Dzisiaj na wolnych parcelach powstają apartamentowce, w budynkach po XIX – wiecznej fabryce papieru zbudowane zostały luksusowe lofty. Ze względu na lokalizację ( ścisłe centrum, blisko do rynku i tereny spacerowe wzdłuż rzeki) nieruchomości te osiągają niebotyczne wprost ceny.
Nowi lokatorzy to ludzie zamożni. 80 metrowe mieszkanie wraz z miejscem lub dwoma miejscami parkingowymi kosztuje tyle, a może nawet więcej niż dom na obrzeżach Wrocławia.
Na niewielkim terenie stykają się teraz dwa światy. Nowy świat pięknych apartamentów wyposażonych w klimatyzacje, elektrycznie opuszczane rolety, podziemne garaże, luksusowe limuzyny i drogie motocykle.
I stary świat o zapachu moczu, grzyba przeżerającego ściany, skrzypiących schodów sprawiających wrażenie, że zaraz się rozsypią i wspólnych toalet na półpiętrach.
17 komentarzy do “WROCŁAW, historia jednej okolicy”
Cieszę się, że zrobiłaś wpis z tego miejsca.
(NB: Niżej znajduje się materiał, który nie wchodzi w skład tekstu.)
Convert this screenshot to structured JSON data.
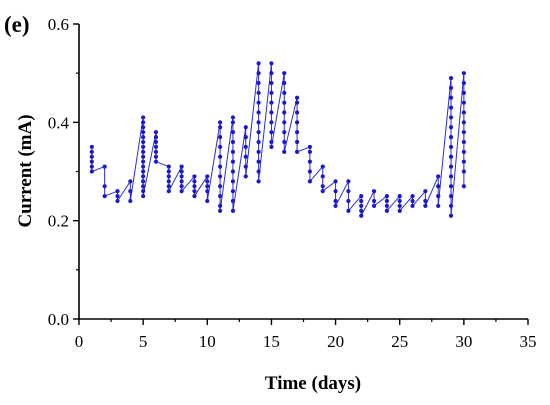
{
  "chart_data": {
    "type": "line",
    "panel_label": "(e)",
    "xlabel": "Time (days)",
    "ylabel": "Current (mA)",
    "xlim": [
      0,
      35
    ],
    "ylim": [
      0.0,
      0.6
    ],
    "x_ticks": [
      0,
      5,
      10,
      15,
      20,
      25,
      30,
      35
    ],
    "y_ticks": [
      0.0,
      0.2,
      0.4,
      0.6
    ],
    "x_tick_labels": [
      "0",
      "5",
      "10",
      "15",
      "20",
      "25",
      "30",
      "35"
    ],
    "y_tick_labels": [
      "0.0",
      "0.2",
      "0.4",
      "0.6"
    ],
    "grid": false,
    "line_color": "#2b2bd6",
    "marker_color": "#1a1acc",
    "series": [
      {
        "points": [
          [
            1.0,
            0.35
          ],
          [
            1.0,
            0.34
          ],
          [
            1.0,
            0.33
          ],
          [
            1.0,
            0.32
          ],
          [
            1.0,
            0.31
          ],
          [
            1.0,
            0.3
          ],
          [
            2.0,
            0.31
          ],
          [
            2.0,
            0.27
          ],
          [
            2.0,
            0.25
          ],
          [
            3.0,
            0.26
          ],
          [
            3.0,
            0.25
          ],
          [
            3.0,
            0.24
          ],
          [
            4.0,
            0.28
          ],
          [
            4.0,
            0.26
          ],
          [
            4.0,
            0.24
          ],
          [
            5.0,
            0.41
          ],
          [
            5.0,
            0.4
          ],
          [
            5.0,
            0.39
          ],
          [
            5.0,
            0.38
          ],
          [
            5.0,
            0.37
          ],
          [
            5.0,
            0.36
          ],
          [
            5.0,
            0.35
          ],
          [
            5.0,
            0.34
          ],
          [
            5.0,
            0.33
          ],
          [
            5.0,
            0.32
          ],
          [
            5.0,
            0.31
          ],
          [
            5.0,
            0.3
          ],
          [
            5.0,
            0.29
          ],
          [
            5.0,
            0.28
          ],
          [
            5.0,
            0.27
          ],
          [
            5.0,
            0.26
          ],
          [
            5.0,
            0.25
          ],
          [
            6.0,
            0.38
          ],
          [
            6.0,
            0.37
          ],
          [
            6.0,
            0.36
          ],
          [
            6.0,
            0.35
          ],
          [
            6.0,
            0.34
          ],
          [
            6.0,
            0.33
          ],
          [
            6.0,
            0.32
          ],
          [
            7.0,
            0.31
          ],
          [
            7.0,
            0.3
          ],
          [
            7.0,
            0.29
          ],
          [
            7.0,
            0.28
          ],
          [
            7.0,
            0.27
          ],
          [
            7.0,
            0.26
          ],
          [
            8.0,
            0.31
          ],
          [
            8.0,
            0.3
          ],
          [
            8.0,
            0.29
          ],
          [
            8.0,
            0.28
          ],
          [
            8.0,
            0.27
          ],
          [
            8.0,
            0.26
          ],
          [
            9.0,
            0.29
          ],
          [
            9.0,
            0.28
          ],
          [
            9.0,
            0.27
          ],
          [
            9.0,
            0.26
          ],
          [
            9.0,
            0.25
          ],
          [
            10.0,
            0.29
          ],
          [
            10.0,
            0.28
          ],
          [
            10.0,
            0.27
          ],
          [
            10.0,
            0.26
          ],
          [
            10.0,
            0.24
          ],
          [
            11.0,
            0.4
          ],
          [
            11.0,
            0.39
          ],
          [
            11.0,
            0.37
          ],
          [
            11.0,
            0.35
          ],
          [
            11.0,
            0.33
          ],
          [
            11.0,
            0.31
          ],
          [
            11.0,
            0.29
          ],
          [
            11.0,
            0.27
          ],
          [
            11.0,
            0.25
          ],
          [
            11.0,
            0.23
          ],
          [
            11.0,
            0.22
          ],
          [
            12.0,
            0.41
          ],
          [
            12.0,
            0.4
          ],
          [
            12.0,
            0.38
          ],
          [
            12.0,
            0.36
          ],
          [
            12.0,
            0.34
          ],
          [
            12.0,
            0.32
          ],
          [
            12.0,
            0.3
          ],
          [
            12.0,
            0.28
          ],
          [
            12.0,
            0.26
          ],
          [
            12.0,
            0.24
          ],
          [
            12.0,
            0.22
          ],
          [
            13.0,
            0.39
          ],
          [
            13.0,
            0.37
          ],
          [
            13.0,
            0.35
          ],
          [
            13.0,
            0.33
          ],
          [
            13.0,
            0.31
          ],
          [
            13.0,
            0.29
          ],
          [
            14.0,
            0.52
          ],
          [
            14.0,
            0.5
          ],
          [
            14.0,
            0.48
          ],
          [
            14.0,
            0.46
          ],
          [
            14.0,
            0.44
          ],
          [
            14.0,
            0.42
          ],
          [
            14.0,
            0.4
          ],
          [
            14.0,
            0.38
          ],
          [
            14.0,
            0.36
          ],
          [
            14.0,
            0.34
          ],
          [
            14.0,
            0.32
          ],
          [
            14.0,
            0.3
          ],
          [
            14.0,
            0.28
          ],
          [
            15.0,
            0.52
          ],
          [
            15.0,
            0.5
          ],
          [
            15.0,
            0.48
          ],
          [
            15.0,
            0.46
          ],
          [
            15.0,
            0.44
          ],
          [
            15.0,
            0.42
          ],
          [
            15.0,
            0.4
          ],
          [
            15.0,
            0.38
          ],
          [
            15.0,
            0.36
          ],
          [
            15.0,
            0.35
          ],
          [
            16.0,
            0.5
          ],
          [
            16.0,
            0.48
          ],
          [
            16.0,
            0.46
          ],
          [
            16.0,
            0.44
          ],
          [
            16.0,
            0.42
          ],
          [
            16.0,
            0.4
          ],
          [
            16.0,
            0.38
          ],
          [
            16.0,
            0.36
          ],
          [
            16.0,
            0.34
          ],
          [
            17.0,
            0.45
          ],
          [
            17.0,
            0.44
          ],
          [
            17.0,
            0.42
          ],
          [
            17.0,
            0.4
          ],
          [
            17.0,
            0.38
          ],
          [
            17.0,
            0.36
          ],
          [
            17.0,
            0.34
          ],
          [
            18.0,
            0.35
          ],
          [
            18.0,
            0.34
          ],
          [
            18.0,
            0.32
          ],
          [
            18.0,
            0.3
          ],
          [
            18.0,
            0.28
          ],
          [
            19.0,
            0.31
          ],
          [
            19.0,
            0.29
          ],
          [
            19.0,
            0.27
          ],
          [
            19.0,
            0.26
          ],
          [
            20.0,
            0.28
          ],
          [
            20.0,
            0.26
          ],
          [
            20.0,
            0.24
          ],
          [
            20.0,
            0.23
          ],
          [
            21.0,
            0.28
          ],
          [
            21.0,
            0.26
          ],
          [
            21.0,
            0.24
          ],
          [
            21.0,
            0.22
          ],
          [
            22.0,
            0.25
          ],
          [
            22.0,
            0.24
          ],
          [
            22.0,
            0.23
          ],
          [
            22.0,
            0.22
          ],
          [
            22.0,
            0.21
          ],
          [
            23.0,
            0.26
          ],
          [
            23.0,
            0.24
          ],
          [
            23.0,
            0.23
          ],
          [
            24.0,
            0.25
          ],
          [
            24.0,
            0.24
          ],
          [
            24.0,
            0.23
          ],
          [
            24.0,
            0.22
          ],
          [
            25.0,
            0.25
          ],
          [
            25.0,
            0.24
          ],
          [
            25.0,
            0.23
          ],
          [
            25.0,
            0.22
          ],
          [
            26.0,
            0.25
          ],
          [
            26.0,
            0.24
          ],
          [
            26.0,
            0.23
          ],
          [
            27.0,
            0.26
          ],
          [
            27.0,
            0.24
          ],
          [
            27.0,
            0.23
          ],
          [
            28.0,
            0.29
          ],
          [
            28.0,
            0.27
          ],
          [
            28.0,
            0.25
          ],
          [
            28.0,
            0.23
          ],
          [
            29.0,
            0.49
          ],
          [
            29.0,
            0.47
          ],
          [
            29.0,
            0.45
          ],
          [
            29.0,
            0.43
          ],
          [
            29.0,
            0.41
          ],
          [
            29.0,
            0.39
          ],
          [
            29.0,
            0.37
          ],
          [
            29.0,
            0.35
          ],
          [
            29.0,
            0.33
          ],
          [
            29.0,
            0.31
          ],
          [
            29.0,
            0.29
          ],
          [
            29.0,
            0.27
          ],
          [
            29.0,
            0.25
          ],
          [
            29.0,
            0.23
          ],
          [
            29.0,
            0.21
          ],
          [
            30.0,
            0.5
          ],
          [
            30.0,
            0.48
          ],
          [
            30.0,
            0.46
          ],
          [
            30.0,
            0.44
          ],
          [
            30.0,
            0.42
          ],
          [
            30.0,
            0.4
          ],
          [
            30.0,
            0.38
          ],
          [
            30.0,
            0.36
          ],
          [
            30.0,
            0.34
          ],
          [
            30.0,
            0.32
          ],
          [
            30.0,
            0.3
          ],
          [
            30.0,
            0.27
          ]
        ]
      }
    ]
  }
}
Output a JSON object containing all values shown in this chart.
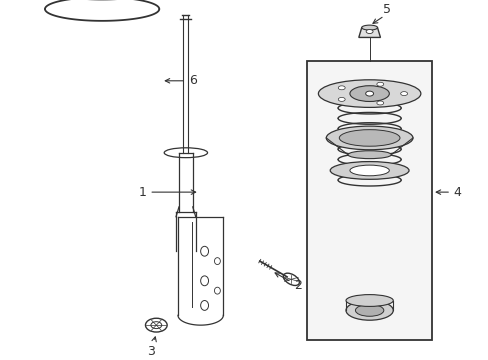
{
  "bg_color": "#ffffff",
  "line_color": "#333333",
  "fig_width": 4.89,
  "fig_height": 3.6,
  "dpi": 100
}
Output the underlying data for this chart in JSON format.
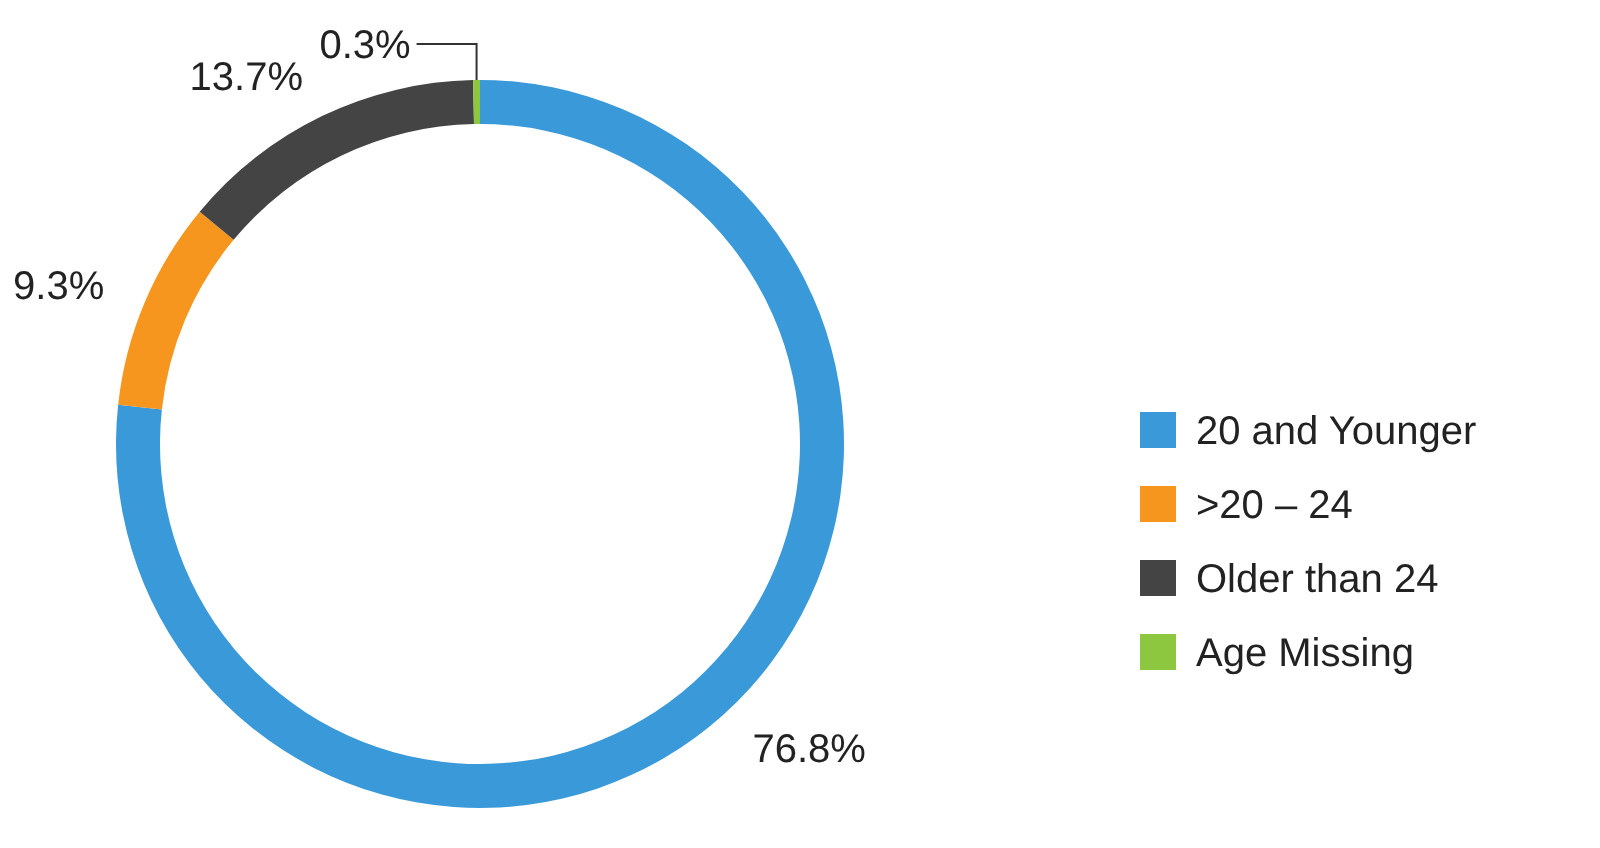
{
  "chart_data": {
    "type": "donut",
    "categories": [
      "20 and Younger",
      ">20 – 24",
      "Older than 24",
      "Age Missing"
    ],
    "values": [
      76.8,
      9.3,
      13.7,
      0.3
    ],
    "colors": [
      "#3a9ad9",
      "#f7961e",
      "#444444",
      "#8dc63f"
    ],
    "value_labels": [
      "76.8%",
      "9.3%",
      "13.7%",
      "0.3%"
    ],
    "legend": "right"
  }
}
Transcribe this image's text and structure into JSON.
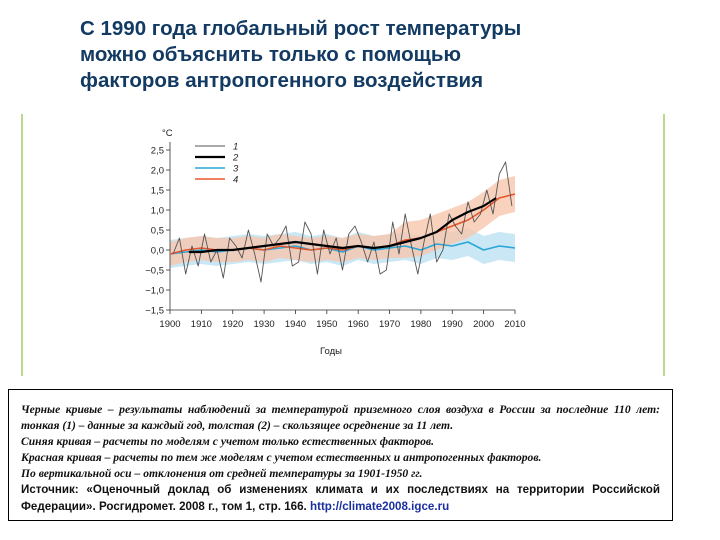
{
  "slide": {
    "title_lines": [
      "С 1990 года глобальный рост температуры",
      "можно объяснить только с помощью",
      "факторов антропогенного воздействия"
    ]
  },
  "caption": {
    "line1": "Черные кривые – результаты наблюдений за температурой приземного слоя воздуха в России за последние 110 лет: тонкая (1) – данные за каждый год, толстая (2) – скользящее осреднение за 11 лет.",
    "line2": "Синяя кривая – расчеты по моделям с учетом только естественных факторов.",
    "line3": "Красная кривая – расчеты по тем же моделям с учетом естественных и антропогенных факторов.",
    "line4": "По вертикальной оси – отклонения от средней температуры за 1901-1950 гг.",
    "source_text": "Источник: «Оценочный доклад об изменениях климата и их последствиях на территории Российской Федерации». Росгидромет. 2008 г., том 1, стр. 166. ",
    "source_link": "http://climate2008.igce.ru"
  },
  "chart_data": {
    "type": "line",
    "ylabel": "°C",
    "xlabel": "Годы",
    "xlim": [
      1900,
      2010
    ],
    "ylim": [
      -1.5,
      2.5
    ],
    "xticks": [
      1900,
      1910,
      1920,
      1930,
      1940,
      1950,
      1960,
      1970,
      1980,
      1990,
      2000,
      2010
    ],
    "xtick_labels": [
      "1900",
      "1910",
      "1920",
      "1930",
      "1940",
      "1950",
      "1960",
      "1970",
      "1980",
      "1990",
      "2000",
      "2010"
    ],
    "yticks": [
      2.5,
      2.0,
      1.5,
      1.0,
      0.5,
      0.0,
      -0.5,
      -1.0,
      -1.5
    ],
    "ytick_labels": [
      "2,5",
      "2,0",
      "1,5",
      "1,0",
      "0,5",
      "0,0",
      "−0,5",
      "−1,0",
      "−1,5"
    ],
    "legend_position": "top-left",
    "series": [
      {
        "name": "1",
        "color": "#555555",
        "x": [
          1901,
          1903,
          1905,
          1907,
          1909,
          1911,
          1913,
          1915,
          1917,
          1919,
          1921,
          1923,
          1925,
          1927,
          1929,
          1931,
          1933,
          1935,
          1937,
          1939,
          1941,
          1943,
          1945,
          1947,
          1949,
          1951,
          1953,
          1955,
          1957,
          1959,
          1961,
          1963,
          1965,
          1967,
          1969,
          1971,
          1973,
          1975,
          1977,
          1979,
          1981,
          1983,
          1985,
          1987,
          1989,
          1991,
          1993,
          1995,
          1997,
          1999,
          2001,
          2003,
          2005,
          2007,
          2009
        ],
        "y": [
          -0.1,
          0.3,
          -0.6,
          0.1,
          -0.4,
          0.4,
          -0.3,
          0.0,
          -0.7,
          0.3,
          0.1,
          -0.2,
          0.5,
          -0.1,
          -0.8,
          0.4,
          0.1,
          0.3,
          0.6,
          -0.4,
          -0.3,
          0.7,
          0.4,
          -0.6,
          0.5,
          -0.1,
          0.3,
          -0.5,
          0.4,
          0.6,
          0.2,
          -0.3,
          0.2,
          -0.6,
          -0.5,
          0.7,
          -0.1,
          0.9,
          0.1,
          -0.6,
          0.2,
          0.9,
          -0.3,
          0.0,
          0.9,
          0.6,
          0.4,
          1.2,
          0.7,
          0.9,
          1.5,
          0.9,
          1.9,
          2.2,
          1.1
        ]
      },
      {
        "name": "2",
        "color": "#000000",
        "x": [
          1906,
          1910,
          1915,
          1920,
          1925,
          1930,
          1935,
          1940,
          1945,
          1950,
          1955,
          1960,
          1965,
          1970,
          1975,
          1980,
          1985,
          1990,
          1995,
          2000,
          2004
        ],
        "y": [
          -0.05,
          -0.05,
          0.0,
          0.0,
          0.05,
          0.1,
          0.15,
          0.2,
          0.15,
          0.1,
          0.05,
          0.1,
          0.05,
          0.1,
          0.2,
          0.3,
          0.45,
          0.75,
          0.95,
          1.1,
          1.3
        ]
      },
      {
        "name": "3",
        "color": "#2aa6d8",
        "x": [
          1900,
          1905,
          1910,
          1915,
          1920,
          1925,
          1930,
          1935,
          1940,
          1945,
          1950,
          1955,
          1960,
          1965,
          1970,
          1975,
          1980,
          1985,
          1990,
          1995,
          2000,
          2005,
          2010
        ],
        "y": [
          -0.1,
          -0.05,
          0.0,
          -0.05,
          0.0,
          0.05,
          0.0,
          0.05,
          0.1,
          0.0,
          0.05,
          -0.05,
          0.1,
          0.0,
          0.05,
          0.1,
          0.0,
          0.15,
          0.1,
          0.2,
          0.0,
          0.1,
          0.05
        ]
      },
      {
        "name": "4",
        "color": "#e8552a",
        "x": [
          1900,
          1905,
          1910,
          1915,
          1920,
          1925,
          1930,
          1935,
          1940,
          1945,
          1950,
          1955,
          1960,
          1965,
          1970,
          1975,
          1980,
          1985,
          1990,
          1995,
          2000,
          2005,
          2010
        ],
        "y": [
          -0.1,
          0.0,
          0.05,
          0.0,
          0.0,
          0.05,
          0.0,
          0.1,
          0.05,
          0.0,
          0.05,
          0.0,
          0.1,
          0.05,
          0.1,
          0.25,
          0.3,
          0.45,
          0.6,
          0.75,
          1.0,
          1.3,
          1.4
        ]
      }
    ]
  },
  "colors": {
    "title": "#123a62",
    "frame": "#b9d98b",
    "blue_band": "#bfe3f2",
    "red_band": "#f7c7ae"
  }
}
Pewnie jeszcze długo będzie można je oglądać w pokazanych przez Ciebie stanie.
Idą zmiany na lepsze, ale są one bardzo powolne. Przybywa nowych budynków, a śmieci jakby wciąż tyle damo co przed laty.
Przez pokazane miejsca z rzadka przemykałam, nie zagłębiając się w podwórka, tym większa moja radość, iż m0głam zobaczyć je na Twoich reporterskich zdjęciach. Wnikliwy/bystry fotograf i na „swoim podwórku” wypatrzy masę interesujących kadrów, a jest ich w tym wpisie spora liczba. Nie trzeba wybierać się za granicę kraju, a nawet miasta, aby złapanymi kadrami zainteresować widza.
Pozdrawiam 🙂
Renata, ja też tam zawsze przemykałam na szybko. Jest więcej takich miejsc we Wrocławiu, aczkolwiek nie są owiane taką złą sławą jak Trójkąt. Też uważam, że długo jeszcze tak będzie jak jest. He he, bystry fotograf – jeszcze w to uwierzę. Zgadza się, z taką samą pasją szukałam ciekawych kadrów, kadrów brzydoty jak kiedyś szukałam piękna. Kto wie, może nawet bardziej, bo to raczej rzadkość jest. Z reguły szukamy tego urokliwe albo ciekawe. Tak czy inaczej, dużą radość sprawiło mi opracowanie tego tematu. No i trzeba szczerze powiedzieć, to Ty jak dostałaś pierwsze zdjęcie na Whatsappie pogoniłaś mnie do dzieła. Dziękuję! pozdrawiam.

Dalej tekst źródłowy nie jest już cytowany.